A. Lincoln
Mr. President:—I thank you very sincerely for this cordial greeting. I hear in your speech something like a welcome home after a long absence. More years of my life and labors have been spent in this than in any other State of the Union. Anywhere within a hundred miles of the goodly city of Rochester, I feel myself at home and among friends. Within that circumference, there resides a people which have no superiors in point of enlightenment, liberality, and civilization. Allow me to thank you also, for your generous words of sympathy and approval. In respect to this important support to a public man, I have been unusually fortunate. My forty years of work in the cause of the oppressed and enslaved, has been well noted, well appreciated, and well rewarded. All classes and colors of men, at home and abroad, have in this way assisted in holding up my hands. Looking back through these long years of toil and conflict, during which I have had blows to take as well as blows to give, and have sometimes received wounds and bruises, both in body and in mind, my only regret is that I have been enabled to do so little to lift up and strengthen our long enslaved and still oppressed people. My apology for these remarks personal to myself, is in the fact that I am now standing mainly in the presence of a new generation. Most of the men with whom I lived and labored in the early years of the abolition movement, have passed beyond the borders of this life. Scarcely any of the colored men who advocated our cause, and who started when I did, are now numbered among the living, and I begin to feel somewhat lonely. But while I have the sympathy and approval of men and women like these before me, I shall give with joy my latest breath in support of your claim to justice, liberty, and equality among men. The day we celebrate is preëminently the colored man’s day. The great event by which it is distinguished, and by which it will forever be distinguished from all other days of the year, has justly claimed thoughtful attention among statesmen and social reformers throughout the world. While to them it is a luminous point in human history, and worthy of thought in the colored man, it addresses not merely the intelligence, but the feeling. The emancipation of our brothers in the West Indies comes home to us and stirs our hearts and fills our souls with those grateful sentiments which link mankind in a common brotherhood.

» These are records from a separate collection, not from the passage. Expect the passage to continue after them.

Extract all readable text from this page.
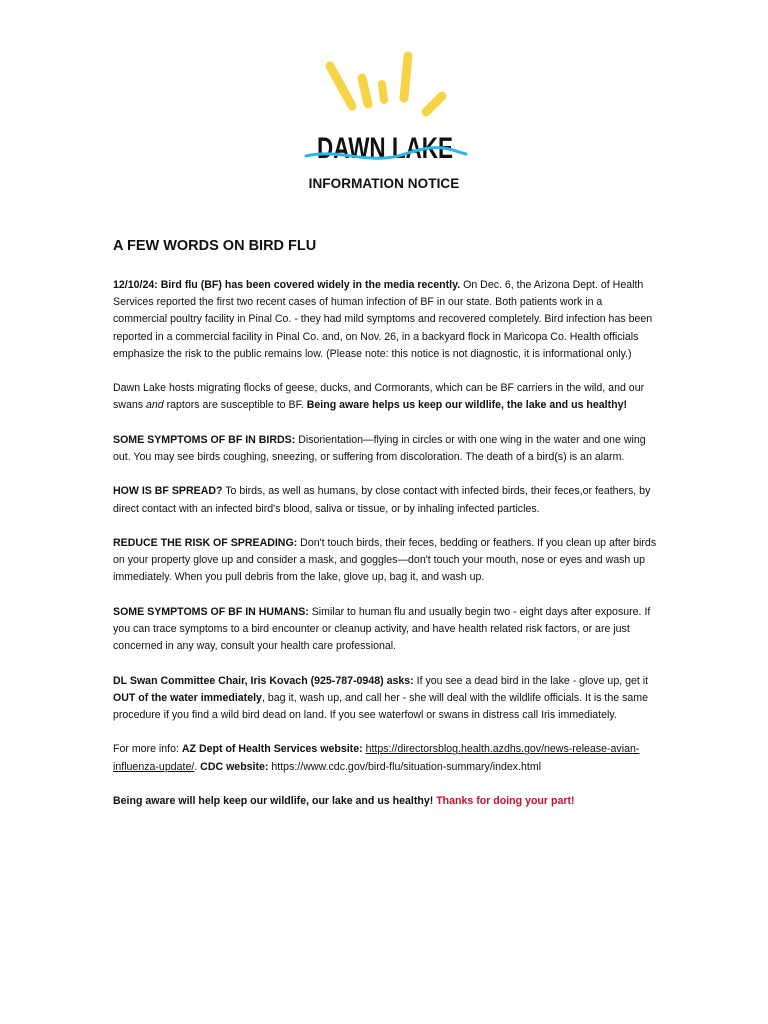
DAWN LAKE
INFORMATION NOTICE
A FEW WORDS ON BIRD FLU

12/10/24: Bird flu (BF) has been covered widely in the media recently. On Dec. 6, the Arizona Dept. of Health Services reported the first two recent cases of human infection of BF in our state. Both patients work in a commercial poultry facility in Pinal Co. - they had mild symptoms and recovered completely. Bird infection has been reported in a commercial facility in Pinal Co. and, on Nov. 26, in a backyard flock in Maricopa Co. Health officials emphasize the risk to the public remains low. (Please note: this notice is not diagnostic, it is informational only.)

Dawn Lake hosts migrating flocks of geese, ducks, and Cormorants, which can be BF carriers in the wild, and our swans and raptors are susceptible to BF. Being aware helps us keep our wildlife, the lake and us healthy!

SOME SYMPTOMS OF BF IN BIRDS: Disorientation—flying in circles or with one wing in the water and one wing out. You may see birds coughing, sneezing, or suffering from discoloration. The death of a bird(s) is an alarm.

HOW IS BF SPREAD? To birds, as well as humans, by close contact with infected birds, their feces,or feathers, by direct contact with an infected bird's blood, saliva or tissue, or by inhaling infected particles.

REDUCE THE RISK OF SPREADING: Don't touch birds, their feces, bedding or feathers. If you clean up after birds on your property glove up and consider a mask, and goggles—don't touch your mouth, nose or eyes and wash up immediately. When you pull debris from the lake, glove up, bag it, and wash up.

SOME SYMPTOMS OF BF IN HUMANS: Similar to human flu and usually begin two - eight days after exposure. If you can trace symptoms to a bird encounter or cleanup activity, and have health related risk factors, or are just concerned in any way, consult your health care professional.

DL Swan Committee Chair, Iris Kovach (925-787-0948) asks: If you see a dead bird in the lake - glove up, get it OUT of the water immediately, bag it, wash up, and call her - she will deal with the wildlife officials. It is the same procedure if you find a wild bird dead on land. If you see waterfowl or swans in distress call Iris immediately.

For more info: AZ Dept of Health Services website: https://directorsblog.health.azdhs.gov/news-release-avian-influenza-update/. CDC website: https://www.cdc.gov/bird-flu/situation-summary/index.html

Being aware will help keep our wildlife, our lake and us healthy! Thanks for doing your part!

In the history of the American conflict with slavery, the day we celebrate has played an important part. Emancipation in the West Indies was the first bright star in a stormy sky; the first smile after a long providential frown; the first ray of hope; the first tangible fact demonstrating the possibility of a peaceable transition from slavery to freedom of the negro race. Whoever else may forget or slight the claims of this day, it can never be other to us than memorable and glorious. The story of it shall be brief and soon told. Six-and-forty years ago, on the day we now celebrate, there went forth over the blue waters of the Carribean sea a great message from the British throne, hailed with startling shouts of joy and thrilling songs of praise. That message liberated, set free, and brought within the pale of civilization eight hundred thousand people, who, till then, had been esteemed as beasts of burden. How vast, sudden, and startling was this transformation! In one moment, a mere tick of a watch, the twinkle of an eye, the glance of the morning sun, saw a bondage which had resisted the humanity of ages, defied earth and heaven, instantly ended; saw the slave-whip burnt to ashes; saw the slave’s chains melted; saw his fetters broken, and the irresponsible power of the slave-master over his victim forever destroyed.
I have been told by eye-witnesses of the scene, that, in the first moment of it, the emancipated hesitated to accept it for what it was. They did not know whether to receive it as a reality, a dream, or a vision of the fancy.
No wonder they were thus amazed, and doubtful, after their terrible years of darkness and sorrow, which seemed to have no end. Like much other good news, it was thought too good to be true. But the silence and hesitation they observed was only momentary. When fully assured the good tidings which had come across the sea to them, were not only good but true; that they were indeed no longer slaves, but free; that the lash of the slave-driver was no longer in the air, but buried in the earth; that their limbs were no longer chained, but subject to their own will, the manifestations of their joy and gratitude knew no bounds, and sought expression in the loudest and wildest possible forms. They ran about, they danced, they sang, they gazed into the blue sky, bounded into the air, kneeled, prayed, shouted, rolled upon the ground, embraced each other. They laughed and wept for joy. Those who witnessed the scene say they never saw anything like it before.
We are sometimes asked why we American citizens annually celebrate West India emancipation when we might celebrate American emancipation. Why go abroad, say they, when we might as well stay at home?
The answer is easily given. Human liberty excludes all idea of home and abroad. It is universal and spurns localization.